Aleksey Borisovich Mozgovoy or Mozgovoi (, ; 3 April 1975 – 23 May 2015) was a commander of the self-proclaimed Luhansk People's Republic in Ukraine. He was the leader of the pro-Russian Prizrak Brigade and also served as "judge" on the "People's Court", notorious for issuing controversial death sentences. 

He was assassinated in Donbas, with multiple theories about who was responsible. In 2020 he was found guilty posthumously by a separatist court of a murder-for-money of a family and crippling of a ten-year-old child.

Biography 
Mozgovoy was born in the village of Nizhnyaya Duvanka, Svatove Raion, Luhansk Oblast located in the eastern part of Ukraine. Mozgovoy grew up in Svatove township where he participated in a local choir, the Svatove Cossacks. Just before the 2014 pro-Russian unrest in Ukraine, Mozgovoy was a guest worker employed as a cook in Saint Petersburg. 

In 2014, during conflict in eastern Ukraine, he became commander of the military formation "Prizrak" (Ghost). Unofficially, his armed group was known as the Antratsyt Cossacks. Mozgovoy was allied with Igor Girkin, the Donetsk People's Republic minister for defense. He was known for infighting with other Luhansk People's Republic (LPR) rebels. Mozgovoy had contact with the leader of the Liberal Democratic Party of Russia, Vladimir Zhirinovsky, and the leader of A Just Russia, Sergei Mironov.

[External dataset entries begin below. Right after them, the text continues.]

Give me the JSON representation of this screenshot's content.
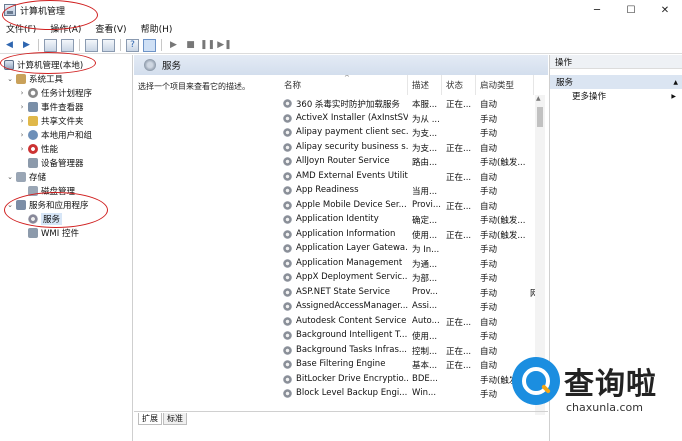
{
  "window": {
    "title": "计算机管理",
    "min": "─",
    "max": "☐",
    "close": "✕"
  },
  "menu": [
    "文件(F)",
    "操作(A)",
    "查看(V)",
    "帮助(H)"
  ],
  "tree": {
    "root": "计算机管理(本地)",
    "system_tools": "系统工具",
    "task_scheduler": "任务计划程序",
    "event_viewer": "事件查看器",
    "shared_folders": "共享文件夹",
    "local_users": "本地用户和组",
    "performance": "性能",
    "device_manager": "设备管理器",
    "storage": "存储",
    "disk_management": "磁盘管理",
    "services_apps": "服务和应用程序",
    "services": "服务",
    "wmi": "WMI 控件"
  },
  "center": {
    "header": "服务",
    "description": "选择一个项目来查看它的描述。",
    "columns": [
      "名称",
      "描述",
      "状态",
      "启动类型"
    ],
    "tabs": [
      "扩展",
      "标准"
    ],
    "rows": [
      {
        "name": "360 杀毒实时防护加载服务",
        "desc": "本服...",
        "status": "正在...",
        "startup": "自动",
        "logon": ""
      },
      {
        "name": "ActiveX Installer (AxInstSV)",
        "desc": "为从 ...",
        "status": "",
        "startup": "手动",
        "logon": ""
      },
      {
        "name": "Alipay payment client sec...",
        "desc": "为支...",
        "status": "",
        "startup": "手动",
        "logon": ""
      },
      {
        "name": "Alipay security business s...",
        "desc": "为支...",
        "status": "正在...",
        "startup": "自动",
        "logon": ""
      },
      {
        "name": "AllJoyn Router Service",
        "desc": "路由...",
        "status": "",
        "startup": "手动(触发...",
        "logon": ""
      },
      {
        "name": "AMD External Events Utility",
        "desc": "",
        "status": "正在...",
        "startup": "自动",
        "logon": ""
      },
      {
        "name": "App Readiness",
        "desc": "当用...",
        "status": "",
        "startup": "手动",
        "logon": ""
      },
      {
        "name": "Apple Mobile Device Ser...",
        "desc": "Provi...",
        "status": "正在...",
        "startup": "自动",
        "logon": ""
      },
      {
        "name": "Application Identity",
        "desc": "确定...",
        "status": "",
        "startup": "手动(触发...",
        "logon": ""
      },
      {
        "name": "Application Information",
        "desc": "使用...",
        "status": "正在...",
        "startup": "手动(触发...",
        "logon": ""
      },
      {
        "name": "Application Layer Gatewa...",
        "desc": "为 In...",
        "status": "",
        "startup": "手动",
        "logon": ""
      },
      {
        "name": "Application Management",
        "desc": "为通...",
        "status": "",
        "startup": "手动",
        "logon": ""
      },
      {
        "name": "AppX Deployment Servic...",
        "desc": "为部...",
        "status": "",
        "startup": "手动",
        "logon": ""
      },
      {
        "name": "ASP.NET State Service",
        "desc": "Prov...",
        "status": "",
        "startup": "手动",
        "logon": "网"
      },
      {
        "name": "AssignedAccessManager...",
        "desc": "Assi...",
        "status": "",
        "startup": "手动",
        "logon": ""
      },
      {
        "name": "Autodesk Content Service",
        "desc": "Auto...",
        "status": "正在...",
        "startup": "自动",
        "logon": ""
      },
      {
        "name": "Background Intelligent T...",
        "desc": "使用...",
        "status": "",
        "startup": "手动",
        "logon": ""
      },
      {
        "name": "Background Tasks Infras...",
        "desc": "控制...",
        "status": "正在...",
        "startup": "自动",
        "logon": ""
      },
      {
        "name": "Base Filtering Engine",
        "desc": "基本...",
        "status": "正在...",
        "startup": "自动",
        "logon": ""
      },
      {
        "name": "BitLocker Drive Encryptio...",
        "desc": "BDE...",
        "status": "",
        "startup": "手动(触发...",
        "logon": ""
      },
      {
        "name": "Block Level Backup Engi...",
        "desc": "Win...",
        "status": "",
        "startup": "手动",
        "logon": ""
      }
    ]
  },
  "actions": {
    "header": "操作",
    "section": "服务",
    "section_arrow": "▲",
    "more": "更多操作",
    "more_arrow": "▶"
  },
  "watermark": {
    "cn": "查询啦",
    "en": "chaxunla.com"
  },
  "colors": {
    "annotation": "#d02020",
    "selection": "#d7e6f7",
    "header_blue": "#dbe5f2",
    "watermark_blue": "#1b8ee0"
  }
}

Prior to his death, Mozgovoy's Prizrak brigade had been having supply issues due to his refusal to join the formal LPR power structure. It had dwindled from 3,000 fighters to several hundred. Mozgovoy and two of his colleagues, Andrey Kozlov and Anna Samelyuk, decided to move into politics and, with the assistance of the Organization for Security and Co-operation in Europe (OSCE), sent an application to Kyiv to register the political party Narodnoye vozrozhdeniye (National Renewal). 

It was sent to Kyiv instead of to Lugansk as a proper legal process did not yet exist in the LPR for the registration of political parties. The application was received by Ukraine's Ministry of Justice on May 5, and accepted by May 8, thus becoming the first and only political party registered by Ukraine that originated in one of the breakaway rebel territories, and the only one that Ukraine would recognize legally according to the Minsk II peace agreement. 

On May 8 2015, there was an international anti-fascist forum in the city of Alchevsk in the LPR, which included around 100 attendees, including OSCE members. By the evening, the registration of the new party had become widely known among the attendees. The following day, the LPR authorities denied Mozgovoy permission to stage a May 9 Victory Day parade.

Death 
Mozgovoy was killed in an ambush of his motorcade  on the road between Luhansk and Alchevsk, near the village of  (Perevalsk Raion), on Saturday, May 23, 2015. A roadside bombing was followed by machine-gun fire. Mozgovoy, press secretary Anna Samelyuk, a driver, and six bodyguards were killed.

Mozgovoy had survived a similar assassination attempt in the same area two months before. He was said to be dismissive of threats to his life.

The LPR press service attributed the attack to unspecified "saboteurs". Surviving leaders of the Prizrak Brigade stated that Ukrainian commandos were responsible, and they called on their supporters not to spread false rumors. Anton Gerashchenko, the adviser to the Ukrainian minister for internal affairs, said Mozgovoy had been assassinated by Russian GRU special forces. Mozgovoy's supporters widely believed that Igor Plotnitksy, the head of the LNR, was responsible for his death.

On May 23, 2016, a statue of Mozgovoy was erected in Alchevsk, Ukraine.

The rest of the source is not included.